Investors may show renewed interest in real estate and equities in search of better returns, given lower deposit rates. Developers and investors are expected to focus on sustainable demand rather than short-term market fluctuations.
Lower borrowing costs could also help businesses cope with global economic headwinds while sustaining domestic demand. The central bank, however, is expected to monitor inflation closely to prevent overheating and ensure sustainable growth.
The decision aligns with the broader global easing cycle and reflects confidence in economic stability and inflation management.
Why the UAE aligns with the Fed
The UAE dirham has been pegged to the US dollar at a fixed rate of 1 USD = 3.6725 AED since 1997. As of 2024, 12 countries maintain similar alignments with the US dollar.
This peg demonstrates how the UAE’s monetary policy is influenced by the US Federal Reserve. The fixed exchange rate ensures stability, particularly important for the oil trade, which is priced in US dollars. A stable currency, in turn, boosts investor confidence.
However, it also limits the UAE’s independent monetary policy decisions. Aligning with the Fed’s interest rate changes helps ease pressure on the economy, prevents capital outflows, and maintains currency stability.
The Fed’s latest action comes amid economic uncertainty in the United States, including the impact of trade policies and a partial government shutdown, both of which have weighed on market sentiment.
Expert opinion
Economists noted that the CBUAE’s move supports an easing strategy that balances growth promotion with inflation control. It reflects confidence in the UAE’s economic resilience and its alignment with global monetary trends.
Financial analysts predict that mortgage holders will likely see slightly lower monthly payments, while personal loan and credit card rates could also decline.
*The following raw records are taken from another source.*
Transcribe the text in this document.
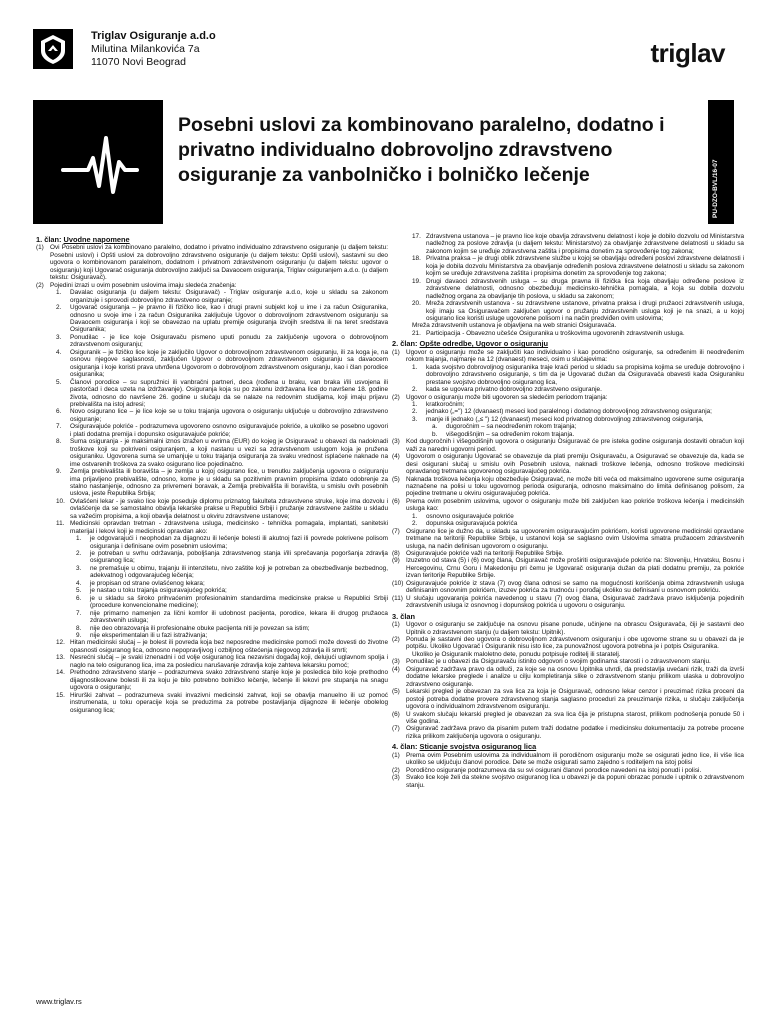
Triglav Osiguranje a.d.o
Milutina Milankovića 7a
11070 Novi Beograd	triglav
Posebni uslovi za kombinovano paralelno, dodatno i privatno individualno dobrovoljno zdravstveno osiguranje za vanbolničko i bolničko lečenje	PU-DZO-BVL/16-07
1. član: Uvodne napomene
(1) Ovi Posebni uslovi za kombinovano paralelno, dodatno i privatno individualno zdravstveno osiguranje (u daljem tekstu: Posebni uslovi) i Opšti uslovi za dobrovoljno zdravstveno osiguranje (u daljem tekstu: Opšti uslovi), sastavni su deo ugovora o kombinovanom paralelnom, dodatnom i privatnom zdravstvenom osiguranju (u daljem tekstu: ugovor o osiguranju) koji Ugovarač osiguranja dobrovoljno zaključi sa Davaocem osiguranja, Triglav osiguranjem a.d.o. (u daljem tekstu: Osiguravač).
(2) Pojedini izrazi u ovim posebnim uslovima imaju sledeća značenja:
1.	Davalac osiguranja (u daljem tekstu: Osiguravač) - Triglav osiguranje a.d.o, koje u skladu sa zakonom organizuje i sprovodi dobrovoljno zdravstveno osiguranje;
2.	Ugovarač osiguranja – je pravno ili fizičko lice, kao i drugi pravni subjekt koji u ime i za račun Osiguranika, odnosno u svoje ime i za račun Osiguranika zaključuje Ugovor o dobrovoljnom zdravstvenom osiguranju sa Davaocem osiguranja i koji se obavezao na uplatu premije osiguranja izvojih sredstva ili na teret sredstava Osiguranika;
3.	Ponudilac - je lice koje Osiguravaču pismeno uputi ponudu za zaključenje ugovora o dobrovoljnom zdravstvenom osiguranju;
4.	Osiguranik – je fizičko lice koje je zaključilo Ugovor o dobrovoljnom zdravstvenom osiguranju, ili za koga je, na osnovu njegove saglasnosti, zaključen Ugovor o dobrovoljnom zdravstvenom osiguranju sa davaocem osiguranja i koje koristi prava utvrđena Ugovorom o dobrovoljnom zdravstvenom osiguranju, kao i član porodice osiguranika;
5.	Članovi porodice – su supružnici ili vanbračni partneri, deca (rođena u braku, van braka i/ili usvojena ili pastorčad i deca uzeta na izdržavanje). Osiguranja koja su po zakonu izdržavana lice do navršene 18. godine života, odnosno do navršene 26. godine u slučaju da se nalaze na redovnim studijama, koji imaju prijavu prebivališta na istoj adresi;
6.	Novo osigurano lice – je lice koje se u toku trajanja ugovora o osiguranju uključuje u dobrovoljno zdravstveno osiguranje;
7.	Osiguravajuće pokriće - podrazumeva ugovoreno osnovno osiguravajuće pokriće, a ukoliko se posebno ugovori i plati dodatna premija i dopunsko osiguravajuće pokriće;
8.	Suma osiguranja - je maksimalni iznos izražen u evrima (EUR) do kojeg je Osiguravač u obavezi da nadoknadi troškove koji su pokriveni osiguranjem, a koji nastanu u vezi sa zdravstvenom uslugom koja je pružena osiguraniku. Ugovorena suma se umanjuje u toku trajanja osiguranja za svaku vrednost isplaćene naknade na ime ostvarenih troškova za svako osigurano lice pojedinačno.
9.	Zemlja prebivališta ili boravišta – je zemlja u kojoj osigurano lice, u trenutku zaključenja ugovora o osiguranju ima prijavljeno prebivalište, odnosno, kome je u skladu sa pozitivnim pravnim propisima izdato odobrenje za stalno nastanjenje, odnosno za privremeni boravak, a Zemlja prebivališta ili boravišta, u smislu ovih posebnih uslova, jeste Republika Srbija;
10. Ovlašćeni lekar - je svako lice koje poseduje diplomu priznatog fakulteta zdravstvene struke, koje ima dozvolu i ovlašćenje da se samostalno obavlja lekarske prakse u Republici Srbiji i pružanje zdravstvene zaštite u skladu sa važećim propisima, a koji obavlja delatnost u okviru zdravstvene ustanove;
11. Medicinski opravdan tretman - zdravstvena usluga, medicinsko - tehnička pomagala, implantati, sanitetski materijal i lekovi koji je medicinski opravdan ako:
1.	je odgovarajući i neophodan za dijagnozu ili lečenje bolesti ili akutnoj fazi ili povrede pokrivene polisom osiguranja i definisane ovim posebnim uslovima;
2.	je potreban u svrhu održavanja, poboljšanja zdravstvenog stanja i/ili sprečavanja pogoršanja zdravlja osiguranog lica;
3.	ne premašuje u obimu, trajanju ili intenzitetu, nivo zaštite koji je potreban za obezbeđivanje bezbednog, adekvatnog i odgovarajućeg lečenja;
4.	je propisan od strane ovlašćenog lekara;
5.	je nastao u toku trajanja osiguravajućeg pokrića;
6.	je u skladu sa široko prihvaćenim profesionalnim standardima medicinske prakse u Republici Srbiji (procedure konvencionalne medicine);
7.	nije primarno namenjen za lični komfor ili udobnost pacijenta, porodice, lekara ili drugog pružaoca zdravstvenih usluga;
8.	nije deo obrazovanja ili profesionalne obuke pacijenta niti je povezan sa istim;
9.	nije eksperimentalan ili u fazi istraživanja;
12. Hitan medicinski slučaj – je bolest ili povreda koja bez neposredne medicinske pomoći može dovesti do životne opasnosti osiguranog lica, odnosno nepopravljivog i ozbiljnog oštećenja njegovog zdravlja ili smrti;
13. Nesrećni slučaj – je svaki iznenadni i od volje osiguranog lica nezavisni događaj koji, delujući uglavnom spolja i naglo na telo osiguranog lica, ima za posledicu narušavanje zdravlja koje zahteva lekarsku pomoć;
14. Prethodno zdravstveno stanje – podrazumeva svako zdravstveno stanje koje je posledica bilo koje prethodno dijagnostikovane bolesti ili za koju je bilo potrebno bolničko lečenje, lečenje ili lekovi pre stupanja na snagu ugovora o osiguranju;
15. Hirurški zahvat – podrazumeva svaki invazivni medicinski zahvat, koji se obavlja manuelno ili uz pomoć instrumenata, u toku operacije koja se preduzima za potrebe postavljanja dijagnoze ili lečenje obolelog osiguranog lica;
17. Zdravstvena ustanova – je pravno lice koje obavlja zdravstvenu delatnost i koje je dobilo dozvolu od Ministarstva nadležnog za poslove zdravlja (u daljem tekstu: Ministarstvo) za obavljanje zdravstvene delatnosti u skladu sa zakonom kojim se uređuje zdravstvena zaštita i propisima donetim za sprovođenje tog zakona;
18. Privatna praksa – je drugi oblik zdravstvene službe u kojoj se obavljaju određeni poslovi zdravstvene delatnosti i koja je dobila dozvolu Ministarstva za obavljanje određenih poslova zdravstvene delatnosti u skladu sa zakonom kojim se uređuje zdravstvena zaštita i propisima donetim za sprovođenje tog zakona;
19. Drugi davaoci zdravstvenih usluga – su druga pravna ili fizička lica koja obavljaju određene poslove iz zdravstvene delatnosti, odnosno obezbeđuju medicinsko-tehnička pomagala, a koja su dobila dozvolu nadležnog organa za obavljanje tih poslova, u skladu sa zakonom;
20. Mreža zdravstvenih ustanova - su zdravstvene ustanove, privatna praksa i drugi pružaoci zdravstvenih usluga, koji imaju sa Osiguravačem zaključen ugovor o pružanju zdravstvenih usluga koji je na snazi, a u kojoj osigurano lice koristi usluge ugovorene polisom i na način predviđen ovim uslovima;
Mreža zdravstvenih ustanova je objavljena na web stranici Osiguravača.
21. Participacija - Obavezno učešće Osiguranika u troškovima ugovorenih zdravstvenih usluga.
2. član: Opšte odredbe, Ugovor o osiguranju
(1) Ugovor o osiguranju može se zaključiti kao individualno i kao porodično osiguranje, sa određenim ili neodređenim rokom trajanja, najmanje na 12 (dvanaest) meseci, osim u slučajevima:
1.	kada svojstvo dobrovoljnog osiguranika traje kraći period u skladu sa propisima kojima se uređuje dobrovoljno i dobrovoljno zdravstveno osiguranje, s tim da je Ugovarač dužan da Osiguravača obavesti kada Osiguraniku prestane svojstvo dobrovoljno osiguranog lica,
2.	kada se ugovara privatno dobrovoljno zdravstveno osiguranje.
(2) Ugovor o osiguranju može biti ugovoren sa sledećim periodom trajanja:
1.	kratkoročnim;
2.	jednako („=") 12 (dvanaest) meseci kod paralelnog i dodatnog dobrovoljnog zdravstvenog osiguranja;
3.	manje ili jednako („≤ ") 12 (dvanaest) meseci kod privatnog dobrovoljnog zdravstvenog osiguranja,
a.	dugoročnim – sa neodređenim rokom trajanja;
b.	višegodišnjim – sa određenim rokom trajanja.
(3) Kod dugoročnih i višegodišnjih ugovora o osiguranju Osiguravač će pre isteka godine osiguranja dostaviti obračun koji važi za naredni ugovorni period.
(4) Ugovorom o osiguranju Ugovarač se obavezuje da plati premiju Osiguravaču, a Osiguravač se obavezuje da, kada se desi osigurani slučaj u smislu ovih Posebnih uslova, naknadi troškove lečenja, odnosno troškove medicinski opravdanog tretmana ugovorenog osiguravajućeg pokrića.
(5) Naknada troškova lečenja koju obezbeđuje Osiguravač, ne može biti veća od maksimalno ugovorene sume osiguranja naznačene na polisi u toku ugovornog perioda osiguranja, odnosno maksimalno do limita definisanog polisom, za pojedine tretmane u okviru osiguravajućeg pokrića.
(6) Prema ovim posebnim uslovima, ugovor o osiguranju može biti zaključen kao pokriće troškova lečenja i medicinskih usluga kao:
1.	osnovno osiguravajuće pokriće
2.	dopunska osiguravajuća pokrića
(7) Osigurano lice je dužno da, u skladu sa ugovorenim osiguravajućim pokrićem, koristi ugovorene medicinski opravdane tretmane na teritoriji Republike Srbije, u ustanovi koja se saglasno ovim Uslovima smatra pružaocem zdravstvenih usluga, na način definisan ugovorom o osiguranju.
(8) Osiguravajuće pokriće važi na teritoriji Republike Srbije.
(9) Izuzetno od stava (5) i (6) ovog člana, Osiguravač može proširiti osiguravajuće pokriće na: Sloveniju, Hrvatsku, Bosnu i Hercegovinu, Crnu Goru i Makedoniju pri čemu je Ugovarač osiguranja dužan da plati dodatnu premiju, za pokriće izvan teritorije Republike Srbije.
(10) Osiguravajuće pokriće iz stava (7) ovog člana odnosi se samo na mogućnosti korišćenja obima zdravstvenih usluga definisanim osnovnim pokrićem, izuzev pokrića za trudnoću i porođaj ukoliko su definisani u osnovnom pokriću.
(11) U slučaju ugovaranja pokrića navedenog u stavu (7) ovog člana, Osiguravač zadržava pravo isključenja pojedinih zdravstvenih usluga iz osnovnog i dopunskog pokrića u ugovoru o osiguranju.
3. član
(1) Ugovor o osiguranju se zaključuje na osnovu pisane ponude, učinjene na obrascu Osiguravača, čiji je sastavni deo Upitnik o zdravstvenom stanju (u daljem tekstu: Upitnik).
(2) Ponuda je sastavni deo ugovora o dobrovoljnom zdravstvenom osiguranju i obe ugovorne strane su u obavezi da je potpišu. Ukoliko Ugovarač i Osiguranik nisu isto lice, za punovažnost ugovora potrebna je i potpis Osiguranika.
Ukoliko je Osiguranik maloletno dete, ponudu potpisuje roditelj ili staratelj.
(3) Ponudilac je u obavezi da Osiguravaču istinito odgovori o svojim godinama starosti i o zdravstvenom stanju.
(4) Osiguravač zadržava pravo da odluči, za koje se na osnovu Upitnika utvrdi, da predstavlja uvećani rizik, traži da izvrši dodatne lekarske preglede i analize u cilju kompletiranja slike o zdravstvenom stanju prilikom ulaska u dobrovoljno zdravstveno osiguranje.
(5) Lekarski pregled je obavezan za sva lica za koja je Osiguravač, odnosno lekar cenzor i preuzimač rizika proceni da postoji potreba dodatne provere zdravstvenog stanja saglasno proceduri za preuzimanje rizika, u slučaju zaključenja ugovora o individualnom zdravstvenom osiguranju.
(6) U svakom slučaju lekarski pregled je obavezan za sva lica čija je pristupna starost, prilikom podnošenja ponude 50 i više godina.
(7) Osiguravač zadržava pravo da pisanim putem traži dodatne podatke i medicinsku dokumentaciju za potrebe procene rizika prilikom zaključenja ugovora o osiguranju.
4. član: Sticanje svojstva osiguranog lica
(1) Prema ovim Posebnim uslovima za individualnom ili porodičnom osiguranju može se osigurati jedno lice, ili više lica ukoliko se uključuju članovi porodice. Dete se može osigurati samo zajedno s roditeljem na istoj polisi
(2) Porodično osiguranje podrazumeva da su svi osigurani članovi porodice navedeni na istoj ponudi i polisi.
(3) Svako lice koje želi da stekne svojstvo osiguranog lica u obavezi je da popuni obrazac ponude i upitnik o zdravstvenom stanju.
www.triglav.rs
On the other hand, returns on traditional fixed deposits and government bonds are expected to fall.
Overall, the economic impact may remain moderate unless the Federal Reserve initiates a more substantial easing cycle.
Vijay Valecha, Chief Investment Officer at Century Financial, told Khaleej Times that markets had anticipated a rate reduction both now and at the Fed’s December meeting. “According to the CME FedWatch Tool, investors are pricing in a 99.5 per cent likelihood of a 25-basis-point cut at the end of the Federal Reserve’s meeting,” he said.
Financial experts forecast that the Fed could implement another rate cut in December, with projections suggesting the federal funds rate may fall closer to 3 per cent by 2026. However, the coming months will determine how quickly the economy adapts to these changes amid political pressure and potential leadership shifts at the Fed.